Genetics of resistance to pathogens in rainbow trout

Genetics of resistance to pathogens in rainbow trout

Programme-4.1

Scientific leaders

E. Quillet, C. Genêt, N. Dechamp for the management of isogenic strains (GABI - GenAqua)

Technical leaders

L. Goardon, F. Guyvarc’h, L.-A. Le Ven, M. Bideau

Objectives

The control of pathogens in fish farming is a major goal for its sustainability. Commercial vaccines are few in number and often not very effective. The use of sanitizing agents and antibiotics is often the only recourse, but they pose problems for food safety and/or emissions to the environment. Selection of resistant strains is the most promising alternative. The objective of the project underway is thus to better understand the immune mechanisms involved in trout, and in fish in general, and identify the genetic basis of resistance/sensitivity (heritability, quantitative trait loci (QTL) and the genes responsible) so as to effectively introduce disease resistance in commercial selection programs.

The work is performed mainly on a virus, viral haemorrhagic septicaemia (VHS), and a bacterium, Flavobacterium psychrophilum, the cause of bacterial cold water disease (BCWD).

Experimental Framework

Experimental strains are maintained at PEIMA, mainly representing a collection of isogenetic lines obtained by gynogenesis. These strains have been systematically challenged with different viruses (VHS, infectious hematopoietic necrosis (IHN), infectious salmon anaemia virus (ISAV)) and bacteria
(F. psychrophilum or Aeromonas salmonicida). High variability in sensitivity has been observed among lines, regardless of the pathogen. The strains with extreme resistance are then used, either directly to study differences in response of the gene pools or to produce recombinant strains (F1 and F2 crosses, retrocrosses, advanced crosses) used to map QTLs.
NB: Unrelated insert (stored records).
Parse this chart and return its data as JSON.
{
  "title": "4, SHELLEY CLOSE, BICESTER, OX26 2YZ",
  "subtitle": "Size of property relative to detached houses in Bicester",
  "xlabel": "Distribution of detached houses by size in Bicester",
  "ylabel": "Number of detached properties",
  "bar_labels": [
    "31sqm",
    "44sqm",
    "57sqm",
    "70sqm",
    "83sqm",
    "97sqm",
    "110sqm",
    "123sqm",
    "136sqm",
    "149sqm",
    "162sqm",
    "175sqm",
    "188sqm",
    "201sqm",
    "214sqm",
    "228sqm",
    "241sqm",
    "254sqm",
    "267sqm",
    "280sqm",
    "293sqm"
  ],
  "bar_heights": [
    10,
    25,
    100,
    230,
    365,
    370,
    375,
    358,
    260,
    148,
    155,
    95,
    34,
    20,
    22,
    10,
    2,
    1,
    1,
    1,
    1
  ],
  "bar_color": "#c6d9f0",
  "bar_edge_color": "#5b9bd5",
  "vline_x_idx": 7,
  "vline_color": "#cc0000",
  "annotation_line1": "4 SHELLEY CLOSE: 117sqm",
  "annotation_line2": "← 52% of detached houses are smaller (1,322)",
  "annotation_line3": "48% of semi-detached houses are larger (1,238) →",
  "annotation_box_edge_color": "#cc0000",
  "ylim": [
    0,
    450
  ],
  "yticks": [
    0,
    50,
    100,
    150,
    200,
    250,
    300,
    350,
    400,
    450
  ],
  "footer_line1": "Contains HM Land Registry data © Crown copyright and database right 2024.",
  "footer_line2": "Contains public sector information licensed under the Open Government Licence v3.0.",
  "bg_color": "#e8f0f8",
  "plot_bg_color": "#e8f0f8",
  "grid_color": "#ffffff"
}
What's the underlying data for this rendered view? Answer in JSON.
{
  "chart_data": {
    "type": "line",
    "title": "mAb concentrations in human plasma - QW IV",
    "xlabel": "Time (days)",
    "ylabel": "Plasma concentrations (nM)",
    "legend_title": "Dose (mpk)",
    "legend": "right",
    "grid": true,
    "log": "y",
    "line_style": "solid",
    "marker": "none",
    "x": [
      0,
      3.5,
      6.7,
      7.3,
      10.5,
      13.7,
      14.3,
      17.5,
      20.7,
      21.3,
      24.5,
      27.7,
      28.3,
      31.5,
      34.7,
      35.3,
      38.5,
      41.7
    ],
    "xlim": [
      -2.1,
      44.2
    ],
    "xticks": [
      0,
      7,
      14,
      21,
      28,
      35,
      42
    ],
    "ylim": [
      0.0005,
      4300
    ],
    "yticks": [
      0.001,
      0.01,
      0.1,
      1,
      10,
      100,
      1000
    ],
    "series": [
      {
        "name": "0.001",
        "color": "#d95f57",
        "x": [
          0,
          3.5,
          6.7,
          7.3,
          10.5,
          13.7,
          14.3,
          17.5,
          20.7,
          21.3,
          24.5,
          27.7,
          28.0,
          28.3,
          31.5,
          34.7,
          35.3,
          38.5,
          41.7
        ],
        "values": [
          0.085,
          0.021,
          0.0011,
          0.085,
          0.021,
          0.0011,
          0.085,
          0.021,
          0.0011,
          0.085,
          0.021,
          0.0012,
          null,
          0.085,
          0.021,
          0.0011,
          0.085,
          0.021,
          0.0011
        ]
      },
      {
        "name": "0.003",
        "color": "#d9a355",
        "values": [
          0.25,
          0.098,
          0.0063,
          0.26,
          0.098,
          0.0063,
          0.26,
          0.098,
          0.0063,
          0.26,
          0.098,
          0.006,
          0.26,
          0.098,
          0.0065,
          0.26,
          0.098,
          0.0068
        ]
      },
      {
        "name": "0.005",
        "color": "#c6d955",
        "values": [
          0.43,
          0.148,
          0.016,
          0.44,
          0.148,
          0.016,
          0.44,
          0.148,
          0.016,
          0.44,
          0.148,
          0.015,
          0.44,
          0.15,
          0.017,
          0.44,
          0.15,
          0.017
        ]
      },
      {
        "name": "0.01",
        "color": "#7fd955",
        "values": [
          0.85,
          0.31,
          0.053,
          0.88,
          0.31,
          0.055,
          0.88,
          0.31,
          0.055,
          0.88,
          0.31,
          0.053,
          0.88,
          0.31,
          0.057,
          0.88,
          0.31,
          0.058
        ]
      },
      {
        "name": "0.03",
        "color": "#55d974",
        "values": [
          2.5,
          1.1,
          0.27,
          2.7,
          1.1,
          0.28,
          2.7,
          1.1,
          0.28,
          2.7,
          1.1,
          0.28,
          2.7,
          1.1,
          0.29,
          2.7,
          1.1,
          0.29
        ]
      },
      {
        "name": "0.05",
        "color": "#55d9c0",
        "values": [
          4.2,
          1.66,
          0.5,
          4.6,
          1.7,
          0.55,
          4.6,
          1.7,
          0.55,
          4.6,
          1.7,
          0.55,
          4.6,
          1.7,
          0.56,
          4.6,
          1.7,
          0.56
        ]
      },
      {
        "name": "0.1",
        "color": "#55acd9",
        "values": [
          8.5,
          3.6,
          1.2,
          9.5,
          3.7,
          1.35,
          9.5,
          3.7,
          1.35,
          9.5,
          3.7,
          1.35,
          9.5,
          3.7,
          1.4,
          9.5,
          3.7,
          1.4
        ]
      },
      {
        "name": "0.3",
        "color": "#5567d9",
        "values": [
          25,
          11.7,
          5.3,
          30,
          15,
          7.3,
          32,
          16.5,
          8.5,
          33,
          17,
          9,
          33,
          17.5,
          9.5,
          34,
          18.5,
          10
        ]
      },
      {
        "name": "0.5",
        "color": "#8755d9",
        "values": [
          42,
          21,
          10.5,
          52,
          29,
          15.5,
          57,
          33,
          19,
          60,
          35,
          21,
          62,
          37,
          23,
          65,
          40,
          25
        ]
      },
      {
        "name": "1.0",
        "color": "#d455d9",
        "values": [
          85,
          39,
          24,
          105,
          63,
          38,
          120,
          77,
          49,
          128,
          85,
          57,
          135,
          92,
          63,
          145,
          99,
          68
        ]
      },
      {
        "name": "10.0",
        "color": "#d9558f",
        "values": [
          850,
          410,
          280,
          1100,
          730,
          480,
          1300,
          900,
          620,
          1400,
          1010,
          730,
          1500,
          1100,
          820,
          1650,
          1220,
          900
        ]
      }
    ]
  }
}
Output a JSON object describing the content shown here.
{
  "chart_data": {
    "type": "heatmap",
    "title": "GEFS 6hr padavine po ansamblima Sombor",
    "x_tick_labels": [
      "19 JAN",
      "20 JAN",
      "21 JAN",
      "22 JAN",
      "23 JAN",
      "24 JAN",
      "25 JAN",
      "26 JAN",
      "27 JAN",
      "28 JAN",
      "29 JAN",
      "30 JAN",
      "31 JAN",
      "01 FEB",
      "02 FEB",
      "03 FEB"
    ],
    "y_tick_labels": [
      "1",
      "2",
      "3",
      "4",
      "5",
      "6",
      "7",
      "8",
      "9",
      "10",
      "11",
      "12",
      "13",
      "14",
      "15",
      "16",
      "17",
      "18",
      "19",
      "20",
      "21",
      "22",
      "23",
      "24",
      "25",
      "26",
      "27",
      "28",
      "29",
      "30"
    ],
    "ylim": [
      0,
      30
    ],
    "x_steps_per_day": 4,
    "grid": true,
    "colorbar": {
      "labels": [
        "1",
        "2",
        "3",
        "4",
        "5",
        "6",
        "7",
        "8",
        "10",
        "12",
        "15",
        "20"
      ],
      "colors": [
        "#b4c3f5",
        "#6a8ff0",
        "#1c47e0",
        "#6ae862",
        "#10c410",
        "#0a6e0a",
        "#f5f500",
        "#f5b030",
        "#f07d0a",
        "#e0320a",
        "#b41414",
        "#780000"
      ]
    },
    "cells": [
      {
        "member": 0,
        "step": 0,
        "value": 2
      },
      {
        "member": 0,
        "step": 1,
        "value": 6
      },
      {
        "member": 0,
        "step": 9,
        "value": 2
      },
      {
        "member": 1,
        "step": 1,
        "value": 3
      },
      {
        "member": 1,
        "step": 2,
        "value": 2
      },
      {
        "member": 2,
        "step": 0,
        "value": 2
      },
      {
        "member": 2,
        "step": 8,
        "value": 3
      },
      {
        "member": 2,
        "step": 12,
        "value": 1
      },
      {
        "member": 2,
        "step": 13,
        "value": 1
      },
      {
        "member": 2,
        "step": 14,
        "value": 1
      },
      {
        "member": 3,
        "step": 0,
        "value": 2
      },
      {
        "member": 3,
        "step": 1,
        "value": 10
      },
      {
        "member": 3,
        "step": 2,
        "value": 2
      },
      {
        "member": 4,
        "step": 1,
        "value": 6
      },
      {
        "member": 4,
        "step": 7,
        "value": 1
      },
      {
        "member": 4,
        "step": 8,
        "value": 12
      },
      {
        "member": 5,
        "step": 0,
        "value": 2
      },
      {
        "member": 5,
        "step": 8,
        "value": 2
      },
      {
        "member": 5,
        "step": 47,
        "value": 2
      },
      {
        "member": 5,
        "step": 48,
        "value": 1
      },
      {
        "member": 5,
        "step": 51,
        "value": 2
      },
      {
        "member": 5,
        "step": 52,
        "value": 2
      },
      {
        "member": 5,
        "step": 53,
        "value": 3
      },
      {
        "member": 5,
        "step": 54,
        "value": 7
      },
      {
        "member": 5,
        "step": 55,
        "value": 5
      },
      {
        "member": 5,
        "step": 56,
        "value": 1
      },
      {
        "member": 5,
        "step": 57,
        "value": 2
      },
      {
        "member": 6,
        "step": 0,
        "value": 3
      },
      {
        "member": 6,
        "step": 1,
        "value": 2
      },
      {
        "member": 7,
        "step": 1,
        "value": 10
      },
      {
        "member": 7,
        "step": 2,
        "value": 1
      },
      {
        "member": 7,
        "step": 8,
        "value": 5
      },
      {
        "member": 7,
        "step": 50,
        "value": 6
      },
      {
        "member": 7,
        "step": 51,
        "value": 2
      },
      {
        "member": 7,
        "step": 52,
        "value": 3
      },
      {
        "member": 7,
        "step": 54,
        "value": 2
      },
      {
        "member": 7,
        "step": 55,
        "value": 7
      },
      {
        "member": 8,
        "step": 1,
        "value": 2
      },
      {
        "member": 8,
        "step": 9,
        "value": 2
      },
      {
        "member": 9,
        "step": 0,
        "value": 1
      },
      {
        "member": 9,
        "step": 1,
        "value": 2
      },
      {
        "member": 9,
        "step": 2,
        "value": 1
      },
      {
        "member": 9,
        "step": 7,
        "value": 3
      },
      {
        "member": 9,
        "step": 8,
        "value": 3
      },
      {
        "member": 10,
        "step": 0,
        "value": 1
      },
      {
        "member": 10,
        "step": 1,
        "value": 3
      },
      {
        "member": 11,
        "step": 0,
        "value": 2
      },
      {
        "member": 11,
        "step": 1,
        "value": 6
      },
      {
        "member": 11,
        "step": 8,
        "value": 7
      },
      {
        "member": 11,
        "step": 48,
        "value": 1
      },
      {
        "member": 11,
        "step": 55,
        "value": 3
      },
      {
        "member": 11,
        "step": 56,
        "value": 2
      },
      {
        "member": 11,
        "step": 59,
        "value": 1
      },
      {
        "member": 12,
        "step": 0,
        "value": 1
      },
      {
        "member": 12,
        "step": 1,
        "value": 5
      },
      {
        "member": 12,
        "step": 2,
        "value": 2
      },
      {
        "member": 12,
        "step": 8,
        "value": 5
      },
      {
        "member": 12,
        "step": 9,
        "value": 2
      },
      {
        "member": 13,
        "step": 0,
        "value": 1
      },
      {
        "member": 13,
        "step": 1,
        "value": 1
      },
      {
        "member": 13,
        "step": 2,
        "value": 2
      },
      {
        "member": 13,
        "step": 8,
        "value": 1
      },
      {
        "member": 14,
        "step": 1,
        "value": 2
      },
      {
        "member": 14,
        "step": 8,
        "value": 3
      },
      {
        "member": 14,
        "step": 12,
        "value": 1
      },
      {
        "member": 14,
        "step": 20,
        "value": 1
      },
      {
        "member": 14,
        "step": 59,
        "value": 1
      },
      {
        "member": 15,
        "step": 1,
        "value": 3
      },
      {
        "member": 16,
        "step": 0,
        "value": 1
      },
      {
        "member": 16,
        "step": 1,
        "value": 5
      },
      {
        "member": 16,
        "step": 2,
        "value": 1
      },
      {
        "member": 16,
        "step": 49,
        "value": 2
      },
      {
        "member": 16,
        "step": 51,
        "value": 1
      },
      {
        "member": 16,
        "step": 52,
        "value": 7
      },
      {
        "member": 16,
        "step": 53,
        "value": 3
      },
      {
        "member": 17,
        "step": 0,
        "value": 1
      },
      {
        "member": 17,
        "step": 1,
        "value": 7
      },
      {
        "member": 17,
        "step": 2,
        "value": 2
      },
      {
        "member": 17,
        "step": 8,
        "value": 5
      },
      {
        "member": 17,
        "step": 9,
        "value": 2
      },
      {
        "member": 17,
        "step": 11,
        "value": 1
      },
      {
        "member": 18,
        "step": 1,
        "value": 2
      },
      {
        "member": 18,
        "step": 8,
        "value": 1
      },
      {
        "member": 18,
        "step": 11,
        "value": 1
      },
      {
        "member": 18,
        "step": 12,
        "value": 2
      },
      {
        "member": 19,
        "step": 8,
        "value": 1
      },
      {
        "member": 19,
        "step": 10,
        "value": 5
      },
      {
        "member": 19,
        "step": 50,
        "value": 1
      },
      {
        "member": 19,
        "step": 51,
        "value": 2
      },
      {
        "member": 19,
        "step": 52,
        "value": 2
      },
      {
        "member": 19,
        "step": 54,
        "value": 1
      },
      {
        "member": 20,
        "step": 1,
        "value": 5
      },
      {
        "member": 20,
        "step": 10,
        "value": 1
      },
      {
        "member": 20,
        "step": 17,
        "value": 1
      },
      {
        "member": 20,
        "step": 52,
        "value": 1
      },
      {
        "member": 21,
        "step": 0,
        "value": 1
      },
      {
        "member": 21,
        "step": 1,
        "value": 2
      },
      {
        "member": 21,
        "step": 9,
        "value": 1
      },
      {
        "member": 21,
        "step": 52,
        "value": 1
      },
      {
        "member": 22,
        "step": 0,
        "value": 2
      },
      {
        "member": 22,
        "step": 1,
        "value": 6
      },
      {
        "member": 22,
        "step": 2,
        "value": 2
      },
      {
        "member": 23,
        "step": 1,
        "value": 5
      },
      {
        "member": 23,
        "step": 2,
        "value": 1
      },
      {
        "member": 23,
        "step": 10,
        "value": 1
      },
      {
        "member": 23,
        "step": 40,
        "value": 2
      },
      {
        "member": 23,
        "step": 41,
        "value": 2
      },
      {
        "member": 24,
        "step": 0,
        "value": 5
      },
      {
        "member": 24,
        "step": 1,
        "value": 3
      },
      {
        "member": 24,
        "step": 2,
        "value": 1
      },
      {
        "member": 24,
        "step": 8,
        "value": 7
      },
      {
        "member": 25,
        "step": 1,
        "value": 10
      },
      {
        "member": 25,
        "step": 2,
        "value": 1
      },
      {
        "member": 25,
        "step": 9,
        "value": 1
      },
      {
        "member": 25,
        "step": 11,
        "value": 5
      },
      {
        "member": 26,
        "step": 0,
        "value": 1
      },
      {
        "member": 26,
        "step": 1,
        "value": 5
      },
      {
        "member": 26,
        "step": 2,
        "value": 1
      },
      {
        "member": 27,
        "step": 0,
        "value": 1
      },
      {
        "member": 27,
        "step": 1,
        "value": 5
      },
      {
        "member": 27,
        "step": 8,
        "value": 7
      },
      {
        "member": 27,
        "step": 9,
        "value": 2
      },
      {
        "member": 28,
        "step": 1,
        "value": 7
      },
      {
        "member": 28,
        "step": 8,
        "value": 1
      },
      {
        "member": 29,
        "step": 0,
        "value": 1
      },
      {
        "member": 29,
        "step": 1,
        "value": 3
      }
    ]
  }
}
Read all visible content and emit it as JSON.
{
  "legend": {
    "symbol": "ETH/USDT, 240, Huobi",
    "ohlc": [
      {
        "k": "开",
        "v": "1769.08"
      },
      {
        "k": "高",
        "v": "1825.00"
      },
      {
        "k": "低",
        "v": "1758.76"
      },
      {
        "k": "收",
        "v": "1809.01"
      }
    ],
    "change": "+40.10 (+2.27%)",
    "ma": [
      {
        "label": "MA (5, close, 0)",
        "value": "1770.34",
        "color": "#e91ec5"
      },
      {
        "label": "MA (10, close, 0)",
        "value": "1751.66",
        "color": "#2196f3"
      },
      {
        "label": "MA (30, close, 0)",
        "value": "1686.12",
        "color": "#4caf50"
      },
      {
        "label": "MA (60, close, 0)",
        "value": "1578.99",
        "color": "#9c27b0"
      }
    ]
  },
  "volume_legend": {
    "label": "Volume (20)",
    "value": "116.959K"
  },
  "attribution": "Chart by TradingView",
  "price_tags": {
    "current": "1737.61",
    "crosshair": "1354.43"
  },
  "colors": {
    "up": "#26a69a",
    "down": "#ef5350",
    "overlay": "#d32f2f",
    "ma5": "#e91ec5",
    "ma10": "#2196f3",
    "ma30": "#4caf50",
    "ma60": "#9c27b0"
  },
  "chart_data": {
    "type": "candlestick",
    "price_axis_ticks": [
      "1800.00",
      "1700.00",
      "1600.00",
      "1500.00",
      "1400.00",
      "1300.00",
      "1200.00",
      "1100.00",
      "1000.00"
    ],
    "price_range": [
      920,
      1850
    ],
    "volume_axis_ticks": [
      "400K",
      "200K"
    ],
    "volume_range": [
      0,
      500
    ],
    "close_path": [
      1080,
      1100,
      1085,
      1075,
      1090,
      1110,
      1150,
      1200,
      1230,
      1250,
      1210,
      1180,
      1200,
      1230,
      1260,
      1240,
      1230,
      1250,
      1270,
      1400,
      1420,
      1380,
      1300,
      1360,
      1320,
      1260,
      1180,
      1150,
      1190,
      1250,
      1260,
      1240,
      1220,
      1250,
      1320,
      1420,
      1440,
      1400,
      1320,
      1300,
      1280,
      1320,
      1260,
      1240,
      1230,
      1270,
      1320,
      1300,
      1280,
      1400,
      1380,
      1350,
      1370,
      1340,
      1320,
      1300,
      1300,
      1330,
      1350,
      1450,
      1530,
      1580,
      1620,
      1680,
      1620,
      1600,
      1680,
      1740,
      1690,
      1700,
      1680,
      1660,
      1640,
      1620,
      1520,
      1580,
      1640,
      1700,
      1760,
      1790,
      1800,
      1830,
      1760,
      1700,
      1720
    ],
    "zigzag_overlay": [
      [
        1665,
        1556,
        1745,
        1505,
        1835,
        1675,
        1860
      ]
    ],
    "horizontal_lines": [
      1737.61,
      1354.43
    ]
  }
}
Standard family approaches (factorial crosses with the reference strain SY) are also set up to assess classic genetic parameters (heritability, genetic correlations between traits).

The experimental crosses are performed at PEIMA. At the end of incubation, eggs are transported to IERP, which performs experimental infection trials under controlled conditions. Strict health management of breeders is essential to ensure the production of immunologically “naïve” fish.